Schoenbach predicts that cell electromanipulation “will end up in your doctor’s office” with applications not only for tumor treatment, but also for gene therapy, wound healing, removal of warts, treatment of fungal infections and other cosmetic uses. “The effects that have been observed so far are only the tip of the iceberg,” he says.
Largely because of the work of Schoenbach and Beebe, Old Dominion administers a multi-university consortium for bioelectrics researchers representing the Harvard/MIT Division of Health Sciences and Technology, University of Texas Health Sciences Center, Washington University, the University of Wisconsin, as well as the Reidy Center. Old Dominion also is involved in international bioelectrics collaboration, having established a consortium for bioelectrics with Kumamoto University in Japan and Universitat Karlsruhe in Germany.
Not long after the startup of the Reidy Center, Schoenbach recruited Nuccitelli, who served on the faculty of the University of California, Davis, for 23 years before retiring in 2000 to begin his own biotech company.
Nuccitelli’s experience with a mouse/melanoma research model led Schoenbach to suggest the experiment that resulted in the latest paper. “In the very first experiment, the tumors shrunk dramatically,” Nuccitelli says. “I was, to say the least, excited. But we also wanted to be 100 percent sure. We followed up on 300 tumors, and every single tumor responded. We have established a high degree of accuracy for the findings and documented them with four different imaging techniques.”
New design improves results
Electrical pulses were delivered to some tumors via needles, but the researchers found it difficult to obtain uniform field coverage of the tumors. Another of the paper’s authors, Uwe Pliquett, a German engineer who was a visiting scholar at Old Dominion last year, designed tiny parallel plates that delivered the pulsed electric field to melanomas pinched between the two plates. This technique provided a uniform field and produced better results.

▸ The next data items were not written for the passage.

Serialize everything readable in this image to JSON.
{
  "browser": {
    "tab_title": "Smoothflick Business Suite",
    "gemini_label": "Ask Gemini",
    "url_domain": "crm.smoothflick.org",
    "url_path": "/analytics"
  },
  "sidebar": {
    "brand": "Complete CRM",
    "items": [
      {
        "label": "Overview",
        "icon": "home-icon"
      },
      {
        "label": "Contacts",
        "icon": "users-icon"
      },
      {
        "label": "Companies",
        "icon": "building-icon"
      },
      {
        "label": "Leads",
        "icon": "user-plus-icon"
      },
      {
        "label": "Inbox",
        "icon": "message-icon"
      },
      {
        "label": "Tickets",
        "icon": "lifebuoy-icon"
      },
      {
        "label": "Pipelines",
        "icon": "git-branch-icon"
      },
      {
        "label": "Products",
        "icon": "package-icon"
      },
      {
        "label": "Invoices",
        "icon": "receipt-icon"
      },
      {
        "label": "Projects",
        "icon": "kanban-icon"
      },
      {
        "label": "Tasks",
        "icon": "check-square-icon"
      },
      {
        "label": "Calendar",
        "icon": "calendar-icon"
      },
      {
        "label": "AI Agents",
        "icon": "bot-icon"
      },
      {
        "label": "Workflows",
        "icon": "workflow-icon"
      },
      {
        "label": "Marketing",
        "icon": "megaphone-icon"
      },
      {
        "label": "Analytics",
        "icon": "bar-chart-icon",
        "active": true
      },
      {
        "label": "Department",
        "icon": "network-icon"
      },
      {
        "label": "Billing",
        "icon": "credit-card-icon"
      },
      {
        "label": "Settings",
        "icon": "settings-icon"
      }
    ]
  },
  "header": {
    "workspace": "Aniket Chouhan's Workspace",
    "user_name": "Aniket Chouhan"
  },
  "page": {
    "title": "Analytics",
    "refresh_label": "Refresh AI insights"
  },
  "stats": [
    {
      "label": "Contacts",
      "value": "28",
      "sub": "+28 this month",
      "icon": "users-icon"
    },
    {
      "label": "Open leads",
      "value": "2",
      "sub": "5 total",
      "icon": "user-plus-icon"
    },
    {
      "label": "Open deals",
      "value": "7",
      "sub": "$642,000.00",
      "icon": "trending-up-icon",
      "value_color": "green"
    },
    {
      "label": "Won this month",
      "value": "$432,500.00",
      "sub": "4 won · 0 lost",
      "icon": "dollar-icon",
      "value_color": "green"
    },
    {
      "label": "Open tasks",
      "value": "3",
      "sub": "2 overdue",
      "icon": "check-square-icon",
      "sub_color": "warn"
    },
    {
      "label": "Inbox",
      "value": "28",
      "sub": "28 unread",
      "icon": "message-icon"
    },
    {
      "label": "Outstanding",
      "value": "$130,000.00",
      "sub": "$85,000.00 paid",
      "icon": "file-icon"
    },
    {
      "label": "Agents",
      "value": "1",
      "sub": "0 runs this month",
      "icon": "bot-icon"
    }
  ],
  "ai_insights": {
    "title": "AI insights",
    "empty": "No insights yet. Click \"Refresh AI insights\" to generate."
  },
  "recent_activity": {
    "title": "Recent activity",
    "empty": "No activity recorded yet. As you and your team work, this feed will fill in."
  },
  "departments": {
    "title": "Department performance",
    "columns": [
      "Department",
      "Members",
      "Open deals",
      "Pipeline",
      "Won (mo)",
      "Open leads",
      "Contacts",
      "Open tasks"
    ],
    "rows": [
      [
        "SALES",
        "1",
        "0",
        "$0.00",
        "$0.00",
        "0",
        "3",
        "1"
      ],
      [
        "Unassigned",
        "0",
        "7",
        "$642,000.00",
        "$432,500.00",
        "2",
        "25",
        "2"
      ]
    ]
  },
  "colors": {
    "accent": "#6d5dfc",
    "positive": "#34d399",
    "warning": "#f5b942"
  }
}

Researchers at the Reidy Center were planning experiments in the spring of 2006 to determine if a mouse can survive a melanoma and still be healthy four to six months after treatment, as well as further research to explain how it is that nanosecond pulsed electric fields impact both diseased and healthy cells. Nuccitelli says experiments on higher mammals may be required before the researchers turn to human subjects.
The melanoma research was supported by grants from the Air Force Office of Scientific Research, American Cancer Society, Old Dominion University Educational Foundation, BioElectroMed Corp., a gift from Frank Reidy and with internal funds of the Reidy Center.